These days, the dignified art of arms control verification is both lauded and lambasted in the conference rooms of UN Headquarters. Having spent a week in New York, I feel fairly ready to tell a tale of mild schizophrenia in States’ attitudes towards confidence-building through transparency and verification.

The CTBT and its verification regime has received much well deserved attention. The UK-Norway Initiative is frequently discussed in very favorable terms. The US decision to reveal its stockpile numbers was welcomed. However, the IAEA safeguards system seems to be treated quite roughly.

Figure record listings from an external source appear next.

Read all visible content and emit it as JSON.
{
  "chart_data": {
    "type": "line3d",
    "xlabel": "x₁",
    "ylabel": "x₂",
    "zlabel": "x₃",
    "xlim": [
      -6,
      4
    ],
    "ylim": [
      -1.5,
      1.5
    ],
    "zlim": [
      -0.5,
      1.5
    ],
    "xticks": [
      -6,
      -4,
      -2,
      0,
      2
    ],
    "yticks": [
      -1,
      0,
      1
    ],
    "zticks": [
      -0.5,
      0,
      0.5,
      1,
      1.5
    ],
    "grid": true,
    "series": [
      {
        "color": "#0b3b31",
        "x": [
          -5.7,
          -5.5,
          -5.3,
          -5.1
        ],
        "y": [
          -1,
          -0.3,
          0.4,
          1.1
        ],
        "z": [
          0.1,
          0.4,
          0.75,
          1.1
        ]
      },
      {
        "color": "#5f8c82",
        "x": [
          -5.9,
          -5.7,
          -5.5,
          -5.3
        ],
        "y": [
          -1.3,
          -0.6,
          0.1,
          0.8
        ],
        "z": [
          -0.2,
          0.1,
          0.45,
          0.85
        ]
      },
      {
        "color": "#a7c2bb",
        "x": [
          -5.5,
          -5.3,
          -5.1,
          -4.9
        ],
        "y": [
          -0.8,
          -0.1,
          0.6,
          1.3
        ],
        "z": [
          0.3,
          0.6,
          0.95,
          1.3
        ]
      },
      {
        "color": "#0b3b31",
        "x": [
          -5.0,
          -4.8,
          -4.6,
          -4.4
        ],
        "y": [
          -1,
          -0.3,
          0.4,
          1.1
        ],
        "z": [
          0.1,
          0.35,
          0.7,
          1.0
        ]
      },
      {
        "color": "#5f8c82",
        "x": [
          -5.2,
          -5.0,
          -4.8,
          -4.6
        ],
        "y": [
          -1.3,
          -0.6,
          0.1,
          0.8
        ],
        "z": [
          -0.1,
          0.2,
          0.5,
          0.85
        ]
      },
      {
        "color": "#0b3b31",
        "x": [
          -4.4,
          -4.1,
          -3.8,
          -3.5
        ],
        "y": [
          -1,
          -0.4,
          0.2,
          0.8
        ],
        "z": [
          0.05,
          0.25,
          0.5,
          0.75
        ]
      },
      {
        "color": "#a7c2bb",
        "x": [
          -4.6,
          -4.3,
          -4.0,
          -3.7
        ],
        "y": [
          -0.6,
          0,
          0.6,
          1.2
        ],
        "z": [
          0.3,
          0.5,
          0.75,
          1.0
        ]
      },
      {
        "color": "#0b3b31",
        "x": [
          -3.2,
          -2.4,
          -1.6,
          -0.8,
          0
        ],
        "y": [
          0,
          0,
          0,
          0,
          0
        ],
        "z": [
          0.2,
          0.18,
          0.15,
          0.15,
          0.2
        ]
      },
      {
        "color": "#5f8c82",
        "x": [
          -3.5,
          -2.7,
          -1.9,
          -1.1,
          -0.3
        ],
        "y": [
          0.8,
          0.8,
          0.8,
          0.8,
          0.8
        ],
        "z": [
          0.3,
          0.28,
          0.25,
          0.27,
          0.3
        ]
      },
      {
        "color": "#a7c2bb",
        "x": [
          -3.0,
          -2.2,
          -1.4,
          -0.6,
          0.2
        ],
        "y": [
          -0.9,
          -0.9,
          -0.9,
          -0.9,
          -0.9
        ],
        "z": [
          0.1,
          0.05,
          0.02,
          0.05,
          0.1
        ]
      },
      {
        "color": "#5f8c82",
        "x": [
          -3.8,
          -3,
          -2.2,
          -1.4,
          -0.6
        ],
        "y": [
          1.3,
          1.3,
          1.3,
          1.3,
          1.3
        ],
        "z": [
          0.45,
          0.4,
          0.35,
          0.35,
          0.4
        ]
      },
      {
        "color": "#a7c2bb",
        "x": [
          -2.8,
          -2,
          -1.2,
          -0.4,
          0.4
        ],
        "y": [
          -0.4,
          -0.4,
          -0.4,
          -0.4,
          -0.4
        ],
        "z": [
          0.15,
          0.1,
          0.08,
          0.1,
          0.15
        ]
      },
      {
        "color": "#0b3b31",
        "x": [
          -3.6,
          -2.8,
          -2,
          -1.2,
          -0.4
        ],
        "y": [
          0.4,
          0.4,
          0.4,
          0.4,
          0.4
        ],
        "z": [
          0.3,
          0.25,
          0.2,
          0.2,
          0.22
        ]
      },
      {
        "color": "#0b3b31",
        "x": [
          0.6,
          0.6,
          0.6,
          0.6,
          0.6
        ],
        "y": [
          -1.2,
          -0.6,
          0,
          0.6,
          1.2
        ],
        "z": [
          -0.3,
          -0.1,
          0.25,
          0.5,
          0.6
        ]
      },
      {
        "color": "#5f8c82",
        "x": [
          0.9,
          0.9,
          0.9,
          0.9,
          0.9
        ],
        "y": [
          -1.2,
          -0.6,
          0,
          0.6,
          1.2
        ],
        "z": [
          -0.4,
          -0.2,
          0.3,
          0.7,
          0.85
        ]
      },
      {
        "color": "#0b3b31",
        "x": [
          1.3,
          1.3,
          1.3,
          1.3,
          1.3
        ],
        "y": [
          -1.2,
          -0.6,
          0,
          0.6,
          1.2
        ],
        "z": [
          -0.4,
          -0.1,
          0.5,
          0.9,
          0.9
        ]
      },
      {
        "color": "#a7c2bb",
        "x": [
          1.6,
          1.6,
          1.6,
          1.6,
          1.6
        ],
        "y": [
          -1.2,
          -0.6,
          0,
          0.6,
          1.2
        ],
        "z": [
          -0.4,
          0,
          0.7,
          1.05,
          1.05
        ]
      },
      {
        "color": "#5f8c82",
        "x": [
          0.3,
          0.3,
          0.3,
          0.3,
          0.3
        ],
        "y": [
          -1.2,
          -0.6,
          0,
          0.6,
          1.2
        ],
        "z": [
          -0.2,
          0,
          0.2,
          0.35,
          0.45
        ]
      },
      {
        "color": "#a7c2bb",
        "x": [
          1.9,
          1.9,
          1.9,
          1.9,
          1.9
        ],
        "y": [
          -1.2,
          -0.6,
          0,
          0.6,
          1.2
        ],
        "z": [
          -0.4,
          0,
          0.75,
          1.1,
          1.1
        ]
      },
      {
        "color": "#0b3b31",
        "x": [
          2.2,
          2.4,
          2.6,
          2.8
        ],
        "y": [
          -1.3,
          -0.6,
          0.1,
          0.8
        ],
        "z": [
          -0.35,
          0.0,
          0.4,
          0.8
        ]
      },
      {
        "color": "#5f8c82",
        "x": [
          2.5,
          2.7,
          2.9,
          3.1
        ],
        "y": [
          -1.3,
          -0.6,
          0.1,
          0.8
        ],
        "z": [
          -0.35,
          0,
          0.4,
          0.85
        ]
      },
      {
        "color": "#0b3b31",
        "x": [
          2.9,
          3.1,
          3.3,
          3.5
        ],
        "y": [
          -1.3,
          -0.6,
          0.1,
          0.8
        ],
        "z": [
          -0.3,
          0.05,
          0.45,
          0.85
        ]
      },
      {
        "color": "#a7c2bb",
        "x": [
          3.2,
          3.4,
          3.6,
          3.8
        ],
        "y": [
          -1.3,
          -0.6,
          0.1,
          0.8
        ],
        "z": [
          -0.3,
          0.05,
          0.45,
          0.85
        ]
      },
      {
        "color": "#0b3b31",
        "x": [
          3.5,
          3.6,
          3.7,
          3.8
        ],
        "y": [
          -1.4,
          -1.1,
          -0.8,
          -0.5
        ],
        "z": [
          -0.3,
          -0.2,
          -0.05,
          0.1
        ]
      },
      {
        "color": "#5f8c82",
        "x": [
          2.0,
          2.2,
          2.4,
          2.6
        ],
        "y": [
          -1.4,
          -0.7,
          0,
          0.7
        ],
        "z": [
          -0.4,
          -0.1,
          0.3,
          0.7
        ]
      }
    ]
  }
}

Some have insisted on increased transparency in the nuclear weapon states while at the same time resisted attempts to strengthen verification standards for the non-nuclear weapon states.

At stake is, of course, an attempt to make the additional protocol the contemporary safeguards standard. The chances of achieving this is slim. The half-dozen or so most important holdouts are hard cases from the global south, and include states such as Argentina, Brazil, Egypt, Iran and Syria (see the IAEA’s stylish map here).

Since 2005, 35 more nations have subscribed to the protocol. While progress has been made, it remains important for the conference still to view the protocol as the safeguards standard, and the ultimate goal should be to make it a prerequisite for the supply of nuclear fuel. Some want to go further. As my new staffer David Cliff wrote in Trust & Verify 128 back in March:

One argument is that Additional Protocols should not be voluntary anyway. The text of [the Additional Protocol] is silent on this, but as John Carlson—director of the Australian Safeguards and Non-Proliferation Office—has pointed out, non-nuclear-weapon states have agreed to accept the agency’s ‘safeguards system’, not specifically the measures set out in [a Comprehensive Safeguards Agreement] (which had not even been negotiated when the NPT came into force). As the contemporary safeguards standard, a joint [CSA] – [Additional Protocol] arrangement can thus be plausibly argued to represent the current embodiment of the ‘safeguards system’ referred to in the treaty.

It’s a subtle argument and, as such, it doesn’t get around the positions of many states in Middle East and South Asia that stubbornly refuses to grant the IAEA further inspection authority. One Middle Eastern diplomat I listened to explained that the protocol is a bargaining tool. Western powers could not expect his country to “strip naked and sit in Central Park begging richly dressed nuclear powers for political favors”. Other states in the region clearly just want to avoid close scrutiny of their nuclear affairs, most likely because they have something to hide.

It all leaves the nuclear nonproliferation regime in a rather unpalatable condition.

Perhaps this was on the mind of a western academic I talked to in New York. He held that the bargain of “semi-nuclear disarmament vis-a-vis semi-nuclear nonproliferation” cannot be upheld much longer. Timelines for disarmament should be discussed, no doubt, but only if similar timelines can be set for bringing the safeguards standard up to contemporary requirements. Similar ideas were also briefly raised by some senior Western officials I talked to.

We will know the outcome of the conference in two weeks. It’s making good progress, and the prospects for consensus is good. Whether the Additional Protocol forms part of that consensus, however, remains to be seen.